Realitanya seperti sebuah paradoks, saat Unversitas dicita-citakan menghasilkan kaum intelektual kritis; Pak Wahyudin dikelasnya justru melakukan pemburaman immune (netralitas) ruang kuliah dengan pewajiban jilbabnya. Ketika Profetika menanyakan apakah bapak tahu aliran keagaman masing-masing mahasiswa bapak? “tidak tahu, wallahualam bissawab” Jawabnya. Artinya, secara tidak langsung dia tidak bisa menjamin adanya kesamaan pandangan dalam kelas tersebut atau dengan kata lain, ruangan tersebut masih dibilang ruang publik, sekalipun parsial sesama muslim. Hanya karena generalisasinyalah — yang tidak mensyari’atkan jilbab adalah bukan islam– tidak searif Qurais Shihab tentang jilbab masih ikhtilaf, kemudian Pak Wahyudin menjajah ruang publik tersebut.

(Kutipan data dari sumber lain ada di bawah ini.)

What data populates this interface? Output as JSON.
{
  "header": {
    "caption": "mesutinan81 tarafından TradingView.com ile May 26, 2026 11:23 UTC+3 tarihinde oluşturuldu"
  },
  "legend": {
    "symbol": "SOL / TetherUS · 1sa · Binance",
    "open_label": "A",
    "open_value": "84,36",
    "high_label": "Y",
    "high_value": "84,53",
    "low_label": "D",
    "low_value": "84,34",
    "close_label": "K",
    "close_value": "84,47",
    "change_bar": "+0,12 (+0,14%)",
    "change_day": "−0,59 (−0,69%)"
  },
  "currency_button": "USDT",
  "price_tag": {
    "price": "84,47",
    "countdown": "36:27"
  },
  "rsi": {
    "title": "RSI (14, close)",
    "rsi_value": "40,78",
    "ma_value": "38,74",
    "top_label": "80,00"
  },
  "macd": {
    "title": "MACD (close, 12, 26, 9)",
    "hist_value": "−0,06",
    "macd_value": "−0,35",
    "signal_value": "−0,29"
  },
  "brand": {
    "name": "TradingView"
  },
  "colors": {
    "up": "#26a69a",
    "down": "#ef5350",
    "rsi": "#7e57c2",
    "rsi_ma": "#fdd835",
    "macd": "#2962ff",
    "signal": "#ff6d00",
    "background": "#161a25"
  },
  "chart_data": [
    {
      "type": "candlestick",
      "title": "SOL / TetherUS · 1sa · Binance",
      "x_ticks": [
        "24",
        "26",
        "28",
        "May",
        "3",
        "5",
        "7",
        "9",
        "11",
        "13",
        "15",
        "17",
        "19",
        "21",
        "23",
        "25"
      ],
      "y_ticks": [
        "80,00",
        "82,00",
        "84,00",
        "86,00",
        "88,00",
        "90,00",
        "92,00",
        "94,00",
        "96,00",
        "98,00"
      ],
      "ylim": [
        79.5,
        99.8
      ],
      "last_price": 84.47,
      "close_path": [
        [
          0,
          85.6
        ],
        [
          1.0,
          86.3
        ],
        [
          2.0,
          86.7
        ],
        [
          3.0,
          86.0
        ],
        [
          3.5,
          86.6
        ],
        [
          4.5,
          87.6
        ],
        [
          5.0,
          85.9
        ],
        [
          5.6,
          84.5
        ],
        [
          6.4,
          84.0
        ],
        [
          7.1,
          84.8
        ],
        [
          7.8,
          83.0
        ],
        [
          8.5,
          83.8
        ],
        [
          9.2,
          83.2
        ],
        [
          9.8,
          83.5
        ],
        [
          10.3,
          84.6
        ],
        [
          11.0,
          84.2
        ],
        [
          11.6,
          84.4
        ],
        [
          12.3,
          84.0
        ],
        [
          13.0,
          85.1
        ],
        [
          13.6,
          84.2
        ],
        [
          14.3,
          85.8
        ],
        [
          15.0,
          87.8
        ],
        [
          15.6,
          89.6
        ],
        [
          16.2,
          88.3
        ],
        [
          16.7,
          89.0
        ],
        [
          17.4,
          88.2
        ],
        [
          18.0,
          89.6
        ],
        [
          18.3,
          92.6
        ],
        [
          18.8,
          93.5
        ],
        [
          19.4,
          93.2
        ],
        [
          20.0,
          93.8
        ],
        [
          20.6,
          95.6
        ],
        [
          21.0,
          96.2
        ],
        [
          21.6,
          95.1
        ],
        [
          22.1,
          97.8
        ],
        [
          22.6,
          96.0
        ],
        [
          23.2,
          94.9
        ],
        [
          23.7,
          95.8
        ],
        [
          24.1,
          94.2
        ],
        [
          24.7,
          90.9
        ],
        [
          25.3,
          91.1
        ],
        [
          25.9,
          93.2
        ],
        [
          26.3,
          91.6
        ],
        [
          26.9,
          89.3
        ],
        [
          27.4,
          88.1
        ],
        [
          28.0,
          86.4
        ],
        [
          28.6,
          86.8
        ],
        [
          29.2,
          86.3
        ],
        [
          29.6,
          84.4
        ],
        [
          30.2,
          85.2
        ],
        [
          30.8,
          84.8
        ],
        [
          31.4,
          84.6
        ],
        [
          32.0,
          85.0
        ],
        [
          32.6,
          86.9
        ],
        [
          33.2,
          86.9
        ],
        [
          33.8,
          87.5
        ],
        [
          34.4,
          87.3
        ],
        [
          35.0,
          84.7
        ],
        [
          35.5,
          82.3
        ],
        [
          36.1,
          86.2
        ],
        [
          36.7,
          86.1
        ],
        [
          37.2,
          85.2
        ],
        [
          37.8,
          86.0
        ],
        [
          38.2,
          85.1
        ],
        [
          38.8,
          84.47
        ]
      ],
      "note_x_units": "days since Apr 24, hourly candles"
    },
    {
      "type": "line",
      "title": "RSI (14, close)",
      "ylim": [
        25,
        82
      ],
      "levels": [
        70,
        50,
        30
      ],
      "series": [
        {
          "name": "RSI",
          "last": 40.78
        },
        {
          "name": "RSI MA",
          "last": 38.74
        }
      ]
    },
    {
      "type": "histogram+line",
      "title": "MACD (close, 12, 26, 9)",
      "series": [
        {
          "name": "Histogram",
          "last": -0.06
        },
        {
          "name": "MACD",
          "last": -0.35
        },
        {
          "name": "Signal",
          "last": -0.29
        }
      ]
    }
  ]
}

Bukan sebuah masalah ketika pewajiban tersebut bersifat pribadi, tidak membawa dampak akademik dan mengatasnamakan ruang kuliah, atau hingga mahasiswinya tertekan secara psikologis. Namun, sekalipun dia tidak menyiratkan bahwa pemakaian jilbab tidak berpengaruh pada nilai, sebuah jawaban retoris justru disampaikannya kepada Profetika “Allah saja memberi pahala kepada hambanya yang taat, apalagi saya”. Ditambah lagi melihat kenyataan banyak mahasiswinya yang lepas jilbab setelah kuliahnya-pun belum mampu ia jawab; apakah karena nilai atau yang lainnya.